Знаменательно, что она произнесла эти слова с улыбкой. Ни прежних уговоров, ни объяснений, ни гнева, ни упрека, ни слез. Просто усталая, печальная улыбка.
Пальцы ее слегка дрожали, когда она разливала чай, и он поспешил ей помочь.
— Спасибо…
Но было достаточно посмотреть на нее, чтобы понять: она благодарила не за то, что он поддержал чайник, который она едва не выронила, а за спокойствие, с каким были встречены ее слова, за его взгляд, в котором она прочла окончательный ответ, за молчание и особенно за деликатность, с какой он избежал ненужных объяснений, для которых у нее уже не оставалось сил.
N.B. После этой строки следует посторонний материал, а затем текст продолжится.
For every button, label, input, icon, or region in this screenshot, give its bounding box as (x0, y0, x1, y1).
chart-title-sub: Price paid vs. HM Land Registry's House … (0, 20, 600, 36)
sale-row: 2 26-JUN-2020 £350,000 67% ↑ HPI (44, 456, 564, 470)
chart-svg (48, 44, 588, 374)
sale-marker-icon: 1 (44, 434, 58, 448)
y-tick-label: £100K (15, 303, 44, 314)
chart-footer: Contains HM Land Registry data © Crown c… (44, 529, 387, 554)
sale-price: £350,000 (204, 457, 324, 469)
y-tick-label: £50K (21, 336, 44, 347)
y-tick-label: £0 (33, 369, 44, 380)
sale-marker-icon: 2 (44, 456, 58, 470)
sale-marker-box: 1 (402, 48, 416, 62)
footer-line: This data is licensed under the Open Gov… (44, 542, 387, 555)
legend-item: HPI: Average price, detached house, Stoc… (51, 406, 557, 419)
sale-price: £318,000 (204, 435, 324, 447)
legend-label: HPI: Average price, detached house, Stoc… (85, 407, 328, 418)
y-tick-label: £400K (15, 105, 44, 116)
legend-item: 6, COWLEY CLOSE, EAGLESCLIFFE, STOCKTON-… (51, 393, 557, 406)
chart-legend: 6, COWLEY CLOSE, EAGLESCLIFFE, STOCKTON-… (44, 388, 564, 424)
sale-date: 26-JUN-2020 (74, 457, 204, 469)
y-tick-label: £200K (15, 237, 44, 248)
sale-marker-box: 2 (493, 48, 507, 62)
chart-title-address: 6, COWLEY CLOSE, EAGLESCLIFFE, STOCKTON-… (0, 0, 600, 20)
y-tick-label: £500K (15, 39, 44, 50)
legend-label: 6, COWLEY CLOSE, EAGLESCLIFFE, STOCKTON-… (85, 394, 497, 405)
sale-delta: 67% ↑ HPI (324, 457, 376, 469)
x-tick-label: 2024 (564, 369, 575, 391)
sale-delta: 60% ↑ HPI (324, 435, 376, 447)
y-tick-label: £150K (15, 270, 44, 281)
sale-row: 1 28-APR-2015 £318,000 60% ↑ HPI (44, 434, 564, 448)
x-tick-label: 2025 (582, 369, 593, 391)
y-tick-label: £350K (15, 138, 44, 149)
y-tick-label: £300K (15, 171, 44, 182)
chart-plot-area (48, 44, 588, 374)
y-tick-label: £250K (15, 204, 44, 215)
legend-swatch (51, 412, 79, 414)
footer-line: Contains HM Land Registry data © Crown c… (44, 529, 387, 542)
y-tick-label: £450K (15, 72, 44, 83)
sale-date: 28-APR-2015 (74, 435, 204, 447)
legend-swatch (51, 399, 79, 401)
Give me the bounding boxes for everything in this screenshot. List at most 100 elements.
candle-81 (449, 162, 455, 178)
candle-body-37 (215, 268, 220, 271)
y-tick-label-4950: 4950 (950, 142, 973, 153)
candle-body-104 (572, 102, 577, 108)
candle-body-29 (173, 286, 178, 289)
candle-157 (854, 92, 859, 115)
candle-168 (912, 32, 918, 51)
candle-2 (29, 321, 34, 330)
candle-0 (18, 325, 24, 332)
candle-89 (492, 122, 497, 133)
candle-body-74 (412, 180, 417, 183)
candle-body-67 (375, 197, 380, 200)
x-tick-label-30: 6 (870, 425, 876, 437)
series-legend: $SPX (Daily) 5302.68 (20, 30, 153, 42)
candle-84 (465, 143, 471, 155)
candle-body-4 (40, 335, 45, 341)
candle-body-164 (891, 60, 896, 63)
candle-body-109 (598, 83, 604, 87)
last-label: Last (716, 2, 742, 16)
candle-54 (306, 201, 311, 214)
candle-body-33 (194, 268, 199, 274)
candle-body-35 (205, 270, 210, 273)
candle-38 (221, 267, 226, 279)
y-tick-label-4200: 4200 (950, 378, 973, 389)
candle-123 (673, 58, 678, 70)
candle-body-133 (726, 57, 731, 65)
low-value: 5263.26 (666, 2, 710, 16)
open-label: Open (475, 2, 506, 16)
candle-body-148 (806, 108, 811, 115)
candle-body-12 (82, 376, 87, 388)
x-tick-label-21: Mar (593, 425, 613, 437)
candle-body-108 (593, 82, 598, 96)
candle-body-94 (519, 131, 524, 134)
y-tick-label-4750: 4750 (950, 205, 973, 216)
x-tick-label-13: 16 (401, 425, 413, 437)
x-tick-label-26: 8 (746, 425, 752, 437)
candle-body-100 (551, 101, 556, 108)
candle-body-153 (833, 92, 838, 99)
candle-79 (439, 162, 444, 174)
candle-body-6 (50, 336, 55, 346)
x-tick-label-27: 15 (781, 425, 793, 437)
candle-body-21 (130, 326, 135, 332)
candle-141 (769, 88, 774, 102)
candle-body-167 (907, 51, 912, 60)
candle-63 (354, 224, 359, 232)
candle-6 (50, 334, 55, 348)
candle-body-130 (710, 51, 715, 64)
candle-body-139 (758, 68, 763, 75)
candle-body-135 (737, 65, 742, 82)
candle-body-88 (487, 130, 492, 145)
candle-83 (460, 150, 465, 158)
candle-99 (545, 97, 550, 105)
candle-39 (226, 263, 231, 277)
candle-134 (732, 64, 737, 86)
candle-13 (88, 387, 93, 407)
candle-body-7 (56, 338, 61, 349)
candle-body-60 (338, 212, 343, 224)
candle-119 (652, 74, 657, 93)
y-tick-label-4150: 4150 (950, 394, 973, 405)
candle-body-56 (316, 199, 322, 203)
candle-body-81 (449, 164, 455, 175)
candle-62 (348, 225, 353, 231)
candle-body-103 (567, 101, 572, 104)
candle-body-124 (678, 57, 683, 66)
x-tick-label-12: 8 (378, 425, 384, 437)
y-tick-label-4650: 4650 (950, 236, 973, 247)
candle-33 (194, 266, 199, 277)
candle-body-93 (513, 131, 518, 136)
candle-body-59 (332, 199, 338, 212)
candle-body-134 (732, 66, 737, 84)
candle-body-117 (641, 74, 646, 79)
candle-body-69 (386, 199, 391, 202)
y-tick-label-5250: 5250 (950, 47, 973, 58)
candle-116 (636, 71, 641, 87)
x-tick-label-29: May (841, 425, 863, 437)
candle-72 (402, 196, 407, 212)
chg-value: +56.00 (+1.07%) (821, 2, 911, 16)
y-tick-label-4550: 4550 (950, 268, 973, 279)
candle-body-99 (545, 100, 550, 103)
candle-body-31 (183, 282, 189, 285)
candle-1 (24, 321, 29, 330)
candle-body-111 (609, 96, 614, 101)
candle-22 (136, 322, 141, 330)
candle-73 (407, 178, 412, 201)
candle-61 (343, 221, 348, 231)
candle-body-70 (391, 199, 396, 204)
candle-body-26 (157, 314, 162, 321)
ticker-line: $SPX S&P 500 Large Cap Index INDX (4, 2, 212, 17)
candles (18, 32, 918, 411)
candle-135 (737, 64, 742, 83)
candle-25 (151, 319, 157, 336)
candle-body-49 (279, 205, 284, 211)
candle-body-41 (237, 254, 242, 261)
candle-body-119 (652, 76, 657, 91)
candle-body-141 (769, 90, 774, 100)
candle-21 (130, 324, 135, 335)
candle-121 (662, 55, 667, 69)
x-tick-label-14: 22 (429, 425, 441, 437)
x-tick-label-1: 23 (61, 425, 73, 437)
Она налила чай и протянула ему чашку.
— Мне жаль сада, — сказала она.
Любые, даже самые невинные слова, сказанные им по этому поводу, свели бы разговор к той главной теме, которой оба избегали. Вот почему он лишь молча покачал головой, как обычно, когда решал трудный вопрос, и, деланно улыбаясь, взял ее за руку.
Он почувствовал легкое пожатие ее бледных пальцев, услышал ее невнятное бормотание и наконец:
— …хотя мне и придется для этого отказаться от тебя.
Но он тоже принял решение. Вернее, пришел к заключению, что никакого решения принять не сможет. И все же, ощущая легкое пожатие ее пальцев, чувствуя, как они ускользают, ускользают куда-то и теперь уже навсегда, и нет никакой возможности удержать их, как нельзя остановить ход событий, от которых все перевернулось вверх дном, он едва не схватил эти руки и не стал ее умолять остаться. Но не сделал этого, потому что ее улыбка мягко просила его не прибегать к сентиментальным доводам. Слишком уж выразителен был намек, чтобы его не понять. И ей это было известно.